様々な専門職が、bioelectric medicineも含めた物理療法の研究・臨床活動を実践しているのが世界的標準であり、様々な専門職から構成される日本物理療法学会と日本物理療法研究会が合同で開催する意義は高いと考えます。
これを機に様々な方に参加頂き、忌憚ない議論をすることによって多くの問題が解決していくと信じています。
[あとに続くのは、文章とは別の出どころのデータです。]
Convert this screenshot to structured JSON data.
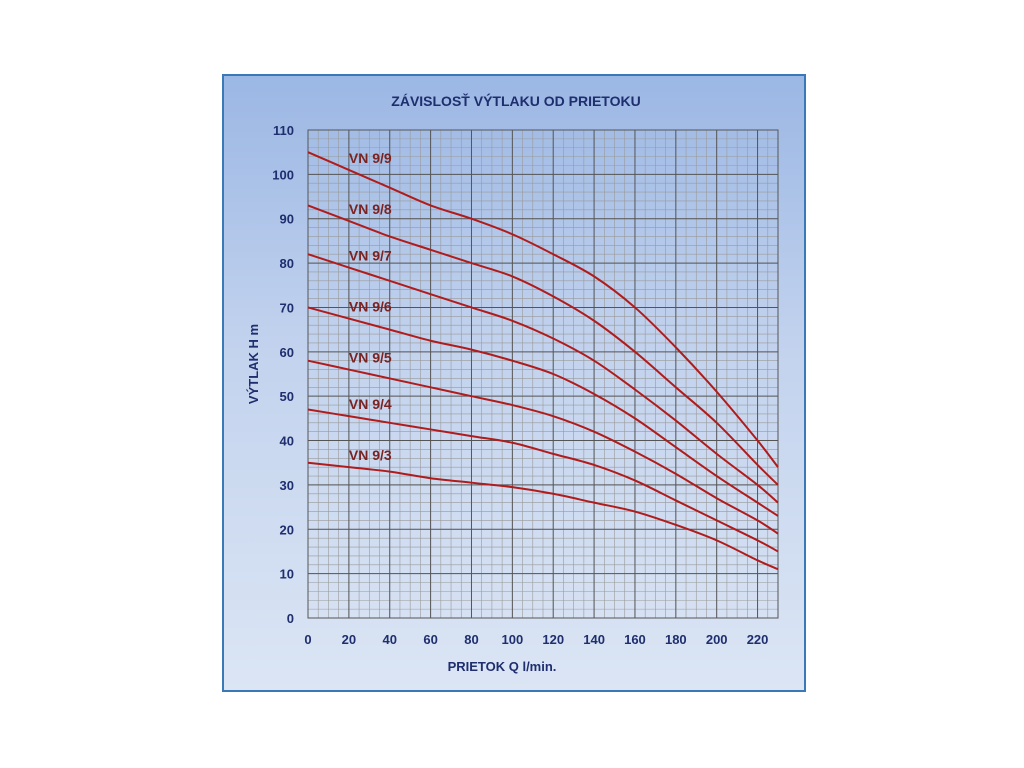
{
  "chart_data": {
    "type": "line",
    "title": "ZÁVISLOSŤ  VÝTLAKU  OD  PRIETOKU",
    "xlabel": "PRIETOK  Q  l/min.",
    "ylabel": "VÝTLAK  H  m",
    "xlim": [
      0,
      230
    ],
    "ylim": [
      0,
      110
    ],
    "xticks": [
      0,
      20,
      40,
      60,
      80,
      100,
      120,
      140,
      160,
      180,
      200,
      220
    ],
    "yticks": [
      0,
      10,
      20,
      30,
      40,
      50,
      60,
      70,
      80,
      90,
      100,
      110
    ],
    "grid": true,
    "colors": {
      "line": "#b01c1c",
      "major_grid": "#555555",
      "minor_grid": "#9a9a9a",
      "label": "#7a2323",
      "axis_text": "#1f2e6e"
    },
    "series": [
      {
        "name": "VN 9/9",
        "x": [
          0,
          20,
          40,
          60,
          80,
          100,
          120,
          140,
          160,
          180,
          200,
          220,
          230
        ],
        "y": [
          105,
          101,
          97,
          93,
          90,
          86.5,
          82,
          77,
          70,
          61,
          51,
          40,
          34
        ]
      },
      {
        "name": "VN 9/8",
        "x": [
          0,
          20,
          40,
          60,
          80,
          100,
          120,
          140,
          160,
          180,
          200,
          220,
          230
        ],
        "y": [
          93,
          89.5,
          86,
          83,
          80,
          77,
          72.5,
          67,
          60,
          52,
          44,
          34.5,
          30
        ]
      },
      {
        "name": "VN 9/7",
        "x": [
          0,
          20,
          40,
          60,
          80,
          100,
          120,
          140,
          160,
          180,
          200,
          220,
          230
        ],
        "y": [
          82,
          79,
          76,
          73,
          70,
          67,
          63,
          58,
          51.5,
          44.5,
          37,
          30,
          26
        ]
      },
      {
        "name": "VN 9/6",
        "x": [
          0,
          20,
          40,
          60,
          80,
          100,
          120,
          140,
          160,
          180,
          200,
          220,
          230
        ],
        "y": [
          70,
          67.5,
          65,
          62.5,
          60.5,
          58,
          55,
          50.5,
          45,
          38.5,
          32,
          26,
          23
        ]
      },
      {
        "name": "VN 9/5",
        "x": [
          0,
          20,
          40,
          60,
          80,
          100,
          120,
          140,
          160,
          180,
          200,
          220,
          230
        ],
        "y": [
          58,
          56,
          54,
          52,
          50,
          48,
          45.5,
          42,
          37.5,
          32.5,
          27,
          22,
          19
        ]
      },
      {
        "name": "VN 9/4",
        "x": [
          0,
          20,
          40,
          60,
          80,
          100,
          120,
          140,
          160,
          180,
          200,
          220,
          230
        ],
        "y": [
          47,
          45.5,
          44,
          42.5,
          41,
          39.5,
          37,
          34.5,
          31,
          26.5,
          22,
          17.5,
          15
        ]
      },
      {
        "name": "VN 9/3",
        "x": [
          0,
          20,
          40,
          60,
          80,
          100,
          120,
          140,
          160,
          180,
          200,
          220,
          230
        ],
        "y": [
          35,
          34,
          33,
          31.5,
          30.5,
          29.5,
          28,
          26,
          24,
          21,
          17.5,
          13,
          11
        ]
      }
    ]
  }
}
【一般社団法人 日本理学療法学会連合 日本物理療法研究会 理事長挨拶】

日本物理療法研究会
理事長 生野 公貴
日本物理療法合同学術大会2023開催にむけて
この度、日本物理療法研究会は日本物理療法学会との初の合同学術大会を開催する運びとなりました。昨年、当研究会はさらなる学際的な発展を求め、理学療法士のみならず作業療法士や医師、柔道整復師、アスレチックトレーナーなど多職種が参画されている日本物理療法学会と協力関係を締結し、物理療法の発展のため積極的な学術事業を展開していくことに合意いたしました。本合同学術大会はその記念すべき船出となります。物理療法は理学療法における主要な介入手段の一つです。クライエントに安全かつ最良の結果をもたらすために、我々の手段の科学的根拠を確立することは、専門職として責務であり義務でもあると考えております。この学術大会は、理学療法士以外の他職種も集い、基礎分野の研究者や臨床家が多数参加され、急性期から在宅領域、神経領域から運動器、内部障害、健康増進領域など発表内容も多岐にわたる他に類を見ない刺激的な学会です。コロナ禍ではありますが、感染対策を施しながら、おいしいカレーとこだわりのコーヒーをご用意して下さるとのことで、リラックスした雰囲気で刺激的な議論が展開されることを期待しております。是非会場で新たな船出を楽しみましょう!